I have a golang based client that must to speak with a C daemon, using a binary protocol. I cannot change the server, to support json, xml or other protocol.

in the C code, i have to fill in the following struct and send it via network:

typedef struct pkt_struct{
    int16_t   pkt_version;
    int16_t   pkt_type;
    u_int32_t crc32_v;
    int16_t   ret_code;
    char      buffer[1024];
}pkt;

to have an idea, how do I need the data, it should look like the output from:

$ irb
2.0.0-p353 :002 > [2, 1, 0, 0, 'version', 3].pack("nnNna1024n")

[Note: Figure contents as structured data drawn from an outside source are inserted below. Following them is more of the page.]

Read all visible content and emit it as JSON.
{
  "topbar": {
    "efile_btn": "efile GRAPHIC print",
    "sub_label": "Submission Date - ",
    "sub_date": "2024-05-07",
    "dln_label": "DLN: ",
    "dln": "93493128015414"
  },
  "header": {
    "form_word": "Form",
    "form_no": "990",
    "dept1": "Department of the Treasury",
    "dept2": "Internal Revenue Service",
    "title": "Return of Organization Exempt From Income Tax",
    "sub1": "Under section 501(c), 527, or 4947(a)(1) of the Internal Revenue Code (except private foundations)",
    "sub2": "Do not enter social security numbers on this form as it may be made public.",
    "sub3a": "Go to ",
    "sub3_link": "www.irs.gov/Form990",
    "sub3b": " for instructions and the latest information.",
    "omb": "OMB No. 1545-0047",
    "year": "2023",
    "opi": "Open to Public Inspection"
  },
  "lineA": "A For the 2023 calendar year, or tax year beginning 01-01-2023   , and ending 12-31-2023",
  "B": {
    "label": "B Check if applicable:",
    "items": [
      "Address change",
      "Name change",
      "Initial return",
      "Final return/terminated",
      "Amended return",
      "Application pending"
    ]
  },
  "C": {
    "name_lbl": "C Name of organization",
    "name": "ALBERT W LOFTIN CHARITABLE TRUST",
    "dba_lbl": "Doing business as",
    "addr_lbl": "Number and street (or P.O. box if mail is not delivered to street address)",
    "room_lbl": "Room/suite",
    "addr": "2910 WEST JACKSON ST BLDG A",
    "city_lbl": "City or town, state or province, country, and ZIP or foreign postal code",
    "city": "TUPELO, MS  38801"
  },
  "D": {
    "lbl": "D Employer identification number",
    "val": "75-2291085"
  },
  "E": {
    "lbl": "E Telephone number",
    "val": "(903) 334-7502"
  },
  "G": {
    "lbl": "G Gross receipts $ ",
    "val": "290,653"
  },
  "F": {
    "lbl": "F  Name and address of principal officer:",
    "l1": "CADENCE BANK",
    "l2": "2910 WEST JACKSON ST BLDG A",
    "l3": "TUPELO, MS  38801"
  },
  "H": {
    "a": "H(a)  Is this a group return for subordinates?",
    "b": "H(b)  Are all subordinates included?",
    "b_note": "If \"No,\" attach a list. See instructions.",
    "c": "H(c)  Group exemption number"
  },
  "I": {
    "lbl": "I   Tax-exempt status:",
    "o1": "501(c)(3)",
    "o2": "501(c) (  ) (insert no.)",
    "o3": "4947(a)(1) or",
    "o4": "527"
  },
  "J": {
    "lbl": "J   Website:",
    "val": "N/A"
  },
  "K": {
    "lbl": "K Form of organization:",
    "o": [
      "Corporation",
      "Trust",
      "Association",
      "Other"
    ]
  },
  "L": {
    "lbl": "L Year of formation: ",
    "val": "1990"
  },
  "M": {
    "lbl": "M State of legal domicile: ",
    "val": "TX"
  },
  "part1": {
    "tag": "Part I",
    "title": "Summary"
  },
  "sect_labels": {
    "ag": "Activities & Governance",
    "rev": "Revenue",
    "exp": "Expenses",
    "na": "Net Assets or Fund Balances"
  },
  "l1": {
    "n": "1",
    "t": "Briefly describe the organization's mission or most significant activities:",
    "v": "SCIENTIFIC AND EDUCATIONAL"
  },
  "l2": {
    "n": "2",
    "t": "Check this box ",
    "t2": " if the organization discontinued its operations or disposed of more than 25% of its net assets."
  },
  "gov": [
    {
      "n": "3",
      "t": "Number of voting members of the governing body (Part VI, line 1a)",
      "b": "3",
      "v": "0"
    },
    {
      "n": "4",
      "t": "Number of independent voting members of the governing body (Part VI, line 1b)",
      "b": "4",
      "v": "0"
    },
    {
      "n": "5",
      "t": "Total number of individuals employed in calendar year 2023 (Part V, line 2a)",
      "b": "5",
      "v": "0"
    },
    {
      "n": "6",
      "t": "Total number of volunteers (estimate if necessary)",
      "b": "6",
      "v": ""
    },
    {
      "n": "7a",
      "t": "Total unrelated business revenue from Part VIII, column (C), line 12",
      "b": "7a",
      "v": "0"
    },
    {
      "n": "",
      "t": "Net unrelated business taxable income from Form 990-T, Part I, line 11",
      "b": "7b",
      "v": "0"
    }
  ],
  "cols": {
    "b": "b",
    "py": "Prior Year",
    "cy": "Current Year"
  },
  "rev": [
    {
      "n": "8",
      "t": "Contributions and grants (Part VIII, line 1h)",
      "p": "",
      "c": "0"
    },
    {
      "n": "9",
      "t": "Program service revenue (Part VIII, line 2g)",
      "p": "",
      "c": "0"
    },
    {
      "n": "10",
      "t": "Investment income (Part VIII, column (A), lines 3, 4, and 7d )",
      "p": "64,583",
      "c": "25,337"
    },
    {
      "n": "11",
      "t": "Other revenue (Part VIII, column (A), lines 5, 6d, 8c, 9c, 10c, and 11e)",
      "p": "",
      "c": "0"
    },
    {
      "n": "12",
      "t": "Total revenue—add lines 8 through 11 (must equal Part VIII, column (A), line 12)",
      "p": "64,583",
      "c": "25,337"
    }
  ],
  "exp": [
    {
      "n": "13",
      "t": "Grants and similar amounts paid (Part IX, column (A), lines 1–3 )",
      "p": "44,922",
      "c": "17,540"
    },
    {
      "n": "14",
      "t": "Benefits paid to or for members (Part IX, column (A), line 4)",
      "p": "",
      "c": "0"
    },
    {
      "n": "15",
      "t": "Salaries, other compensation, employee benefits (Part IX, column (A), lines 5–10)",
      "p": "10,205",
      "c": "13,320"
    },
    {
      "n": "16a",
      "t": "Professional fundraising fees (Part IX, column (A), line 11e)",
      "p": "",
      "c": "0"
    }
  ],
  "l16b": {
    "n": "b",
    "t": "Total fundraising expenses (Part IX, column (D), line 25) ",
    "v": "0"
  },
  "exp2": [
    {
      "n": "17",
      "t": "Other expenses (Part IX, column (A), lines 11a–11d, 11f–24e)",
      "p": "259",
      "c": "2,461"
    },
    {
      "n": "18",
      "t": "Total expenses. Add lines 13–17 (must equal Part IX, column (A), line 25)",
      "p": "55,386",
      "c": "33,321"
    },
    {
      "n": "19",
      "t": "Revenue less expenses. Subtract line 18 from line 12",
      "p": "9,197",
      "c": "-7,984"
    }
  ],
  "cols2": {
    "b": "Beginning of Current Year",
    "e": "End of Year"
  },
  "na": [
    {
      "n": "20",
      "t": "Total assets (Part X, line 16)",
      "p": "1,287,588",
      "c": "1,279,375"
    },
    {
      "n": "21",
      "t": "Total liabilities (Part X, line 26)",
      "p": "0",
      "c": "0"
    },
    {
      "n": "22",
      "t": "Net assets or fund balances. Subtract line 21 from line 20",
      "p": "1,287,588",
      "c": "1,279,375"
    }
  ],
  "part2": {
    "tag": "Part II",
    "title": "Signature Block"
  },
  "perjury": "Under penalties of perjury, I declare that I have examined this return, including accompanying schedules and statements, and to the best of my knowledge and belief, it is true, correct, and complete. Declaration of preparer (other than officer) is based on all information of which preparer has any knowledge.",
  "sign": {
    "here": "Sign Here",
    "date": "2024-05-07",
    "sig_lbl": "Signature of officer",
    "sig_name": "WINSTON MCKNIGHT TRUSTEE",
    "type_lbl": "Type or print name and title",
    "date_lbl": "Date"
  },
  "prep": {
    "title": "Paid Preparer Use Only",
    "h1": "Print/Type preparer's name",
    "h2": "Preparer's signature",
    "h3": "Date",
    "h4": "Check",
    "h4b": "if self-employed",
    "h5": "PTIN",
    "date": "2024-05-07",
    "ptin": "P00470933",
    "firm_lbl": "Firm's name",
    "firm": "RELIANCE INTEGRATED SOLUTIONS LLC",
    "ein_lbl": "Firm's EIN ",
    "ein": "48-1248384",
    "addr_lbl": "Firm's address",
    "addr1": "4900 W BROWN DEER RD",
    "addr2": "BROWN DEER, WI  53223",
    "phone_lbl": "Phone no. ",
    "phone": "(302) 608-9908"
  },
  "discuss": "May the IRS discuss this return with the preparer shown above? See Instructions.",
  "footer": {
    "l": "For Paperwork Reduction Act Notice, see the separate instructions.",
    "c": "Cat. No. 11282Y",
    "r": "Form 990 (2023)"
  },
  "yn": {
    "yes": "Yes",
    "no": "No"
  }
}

is gob the answer? reading through the documentation, looks that it is not. maybe ProtoBuf?

what I did until now is:

import "encoding/binary"

....
type NPacket struct {
    packet_version int16
    packet_type int16
    crc32_value uint32
    ret_code int16
    buffer string
 }
 ....
 var pkt_send NPacket
 pkt_send = NPacket{2,1,0,0,"version"}
 buf := new(bytes.Buffer)
 if err := binary.Write(buf, binary.BigEndian, &pkt_send); err != nil {
        fmt.Println(err)
        os.Exit(1)
 }

error that I'm getting:

binary.Write: invalid type string
役に立ちましたか?

解決

binary.Write only works on fixed sized objects. A string may be any size. Instead, you probably want to copy your C code and use a fixed size byte array:

type NPacket struct {
    packet_version int16
    packet_type int16
    crc32_value uint32
    ret_code int16
    buffer [1024]byte
}

You can set the buffer with copy(pkt.buffer[:], "string").


Neither gob nor protobufs are the answer. They are both encoding formats and give you no control over how the data is marshalled.